Thursday, February 26, 2009

Week 4-Learning Design Authoring and Technology Integration.

Learning designs as we've learnt,can be at the level of a subject, or subject components.
A learning design can be considered the framework which supports the learning experiences of a student.
A learning design comprises the following key elements:

Tasks that learners are required to do.
Resources that support learners to conduct the task.
Support mechanisms that exist from a teacher implementing it.

Representing learning activities: The learning activities are represented by a series of rectangles, arranged vertically. These activities represent the learner’s "journey". Each rectangle has a description of what the learners are required to do or produce. Activities that are assessable are distinguished with an asterisk (*).

Representing learning resources: Learning resources are represented by triangles to the left of the activity sequence. An arrow from a resource (triangle) to an activity (square) indicates that resources are available to the student when doing the activity. An arrow from an activity (square) to a resource (triangle) indicates that a resource is produced during the activity and becomes a resource for others to use later.

Representing learning supports: The learning supports are represented by circles to the right of the activity sequence. An arrow from a "circle" to a "square" indicates that support strategies are being used to assist the students in their learning.
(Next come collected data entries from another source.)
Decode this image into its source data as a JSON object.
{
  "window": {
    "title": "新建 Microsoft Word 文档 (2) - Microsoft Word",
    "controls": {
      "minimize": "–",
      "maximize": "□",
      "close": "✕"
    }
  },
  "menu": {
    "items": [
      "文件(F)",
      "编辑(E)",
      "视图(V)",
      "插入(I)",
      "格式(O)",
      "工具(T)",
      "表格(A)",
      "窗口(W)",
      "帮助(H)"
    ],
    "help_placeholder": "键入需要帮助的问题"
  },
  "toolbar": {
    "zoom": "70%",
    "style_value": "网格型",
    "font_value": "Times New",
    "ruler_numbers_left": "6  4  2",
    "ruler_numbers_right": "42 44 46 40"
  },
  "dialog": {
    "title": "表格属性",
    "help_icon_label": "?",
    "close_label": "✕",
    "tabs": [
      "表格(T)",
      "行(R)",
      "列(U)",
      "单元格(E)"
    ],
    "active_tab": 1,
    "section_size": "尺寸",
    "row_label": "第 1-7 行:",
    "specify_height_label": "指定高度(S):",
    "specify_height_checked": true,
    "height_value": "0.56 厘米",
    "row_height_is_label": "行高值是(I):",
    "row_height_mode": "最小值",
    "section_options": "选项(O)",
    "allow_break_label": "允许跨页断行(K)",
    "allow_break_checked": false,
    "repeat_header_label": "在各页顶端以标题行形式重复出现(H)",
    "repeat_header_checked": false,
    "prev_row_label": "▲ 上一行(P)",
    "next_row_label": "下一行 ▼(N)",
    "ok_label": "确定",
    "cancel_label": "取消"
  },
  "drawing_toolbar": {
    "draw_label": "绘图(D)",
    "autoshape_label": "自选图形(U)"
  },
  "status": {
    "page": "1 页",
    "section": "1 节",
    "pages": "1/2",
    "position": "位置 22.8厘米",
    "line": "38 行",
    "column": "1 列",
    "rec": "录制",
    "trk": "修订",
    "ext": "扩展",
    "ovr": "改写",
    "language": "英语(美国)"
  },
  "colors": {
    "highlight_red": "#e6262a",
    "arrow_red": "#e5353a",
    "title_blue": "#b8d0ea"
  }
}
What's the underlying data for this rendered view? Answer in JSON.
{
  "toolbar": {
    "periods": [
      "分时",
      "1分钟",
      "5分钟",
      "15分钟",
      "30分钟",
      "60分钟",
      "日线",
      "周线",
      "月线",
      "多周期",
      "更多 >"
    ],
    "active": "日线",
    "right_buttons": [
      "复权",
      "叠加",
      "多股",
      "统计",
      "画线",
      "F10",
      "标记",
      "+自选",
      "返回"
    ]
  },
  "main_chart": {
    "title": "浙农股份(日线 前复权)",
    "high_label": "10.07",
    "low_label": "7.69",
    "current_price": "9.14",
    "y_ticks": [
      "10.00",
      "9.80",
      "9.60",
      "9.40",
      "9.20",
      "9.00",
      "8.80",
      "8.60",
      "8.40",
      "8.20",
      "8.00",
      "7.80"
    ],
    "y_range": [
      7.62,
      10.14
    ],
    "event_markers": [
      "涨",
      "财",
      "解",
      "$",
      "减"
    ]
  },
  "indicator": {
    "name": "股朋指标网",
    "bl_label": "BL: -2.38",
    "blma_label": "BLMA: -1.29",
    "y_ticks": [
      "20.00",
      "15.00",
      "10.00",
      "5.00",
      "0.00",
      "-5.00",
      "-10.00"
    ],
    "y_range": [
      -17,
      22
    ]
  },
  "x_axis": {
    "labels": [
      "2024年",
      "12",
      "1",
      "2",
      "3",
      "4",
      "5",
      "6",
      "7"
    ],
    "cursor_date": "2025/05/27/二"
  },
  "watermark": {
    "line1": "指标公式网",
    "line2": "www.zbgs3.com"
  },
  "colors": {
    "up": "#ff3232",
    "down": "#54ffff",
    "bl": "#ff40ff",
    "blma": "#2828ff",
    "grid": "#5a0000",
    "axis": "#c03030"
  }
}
Representing different combinations of activities, resources and supports: Resources and supports can be specific to an activity, they can be introduced before beginning an activity or when an activity is complete, or they may be available for the entire duration of the learning experience.

To represent this graphically, the following convention is suggested:

  • If learning resources or supports are limited to particular activities, their availability is represented with a horizontal arrow to the specific activity for which they are available.

  • If a learning resource or support is available for multiple activities then the resource triangle and/or support circle is drawn once (where it is firstly introduced to the students) and a vertical arrow indicates the resource and/or support is available for period of time.

  • If students produce artefacts from a learning activity that are used as resources for subsequent activities, an arrow is drawn from the activity to the resource.

Below is an illustration of a learning setting in a classroom

As much as I agree that Learning designs can aid in providing a very effective visual as it clearly list the intended outcomes and the tasks and resources and support systems required to achieve our desired outcomes, it is incumbent that we be highly critical, analytical and meticulous when we try and produce one. Because of the rigid nature of a Learning design, once it has been finalised, it is difficult to make further changes to it.Moreover, it is expensive to produce.

In order to produce a foolproof learning design, the instructor has to go through all areas of planning and thinking thoroughly in his mind and this will undeniably take up a large amount of time and effort.However, if done successfully, the learning design can prove to be a very effective method for the planning of a wholesome learning experience and aid the instructor tremendously in achieving the desired outcomes.


  1. I agree with you that learning designs requires one to be critical, meticulous and analytical bout it but don't you think it's hard to achieve this in reality? I mean if the instructors only revise their learning designs among themselves then it would not be very effective too... hmm. i guess like what we're doing in class, (reading about others' view on our learning designs) can improve and also REDUCE the amount of time and effort taken if one is to produce a learning design from the assessment of their own small group. =)

  2. One of the merit of learning design is that it is iterative; the designer can reorder the tasks in the first instance. Learning design authoring tools like LAMS and Exe allows one to make modifications to the learning design after trying out with the learners.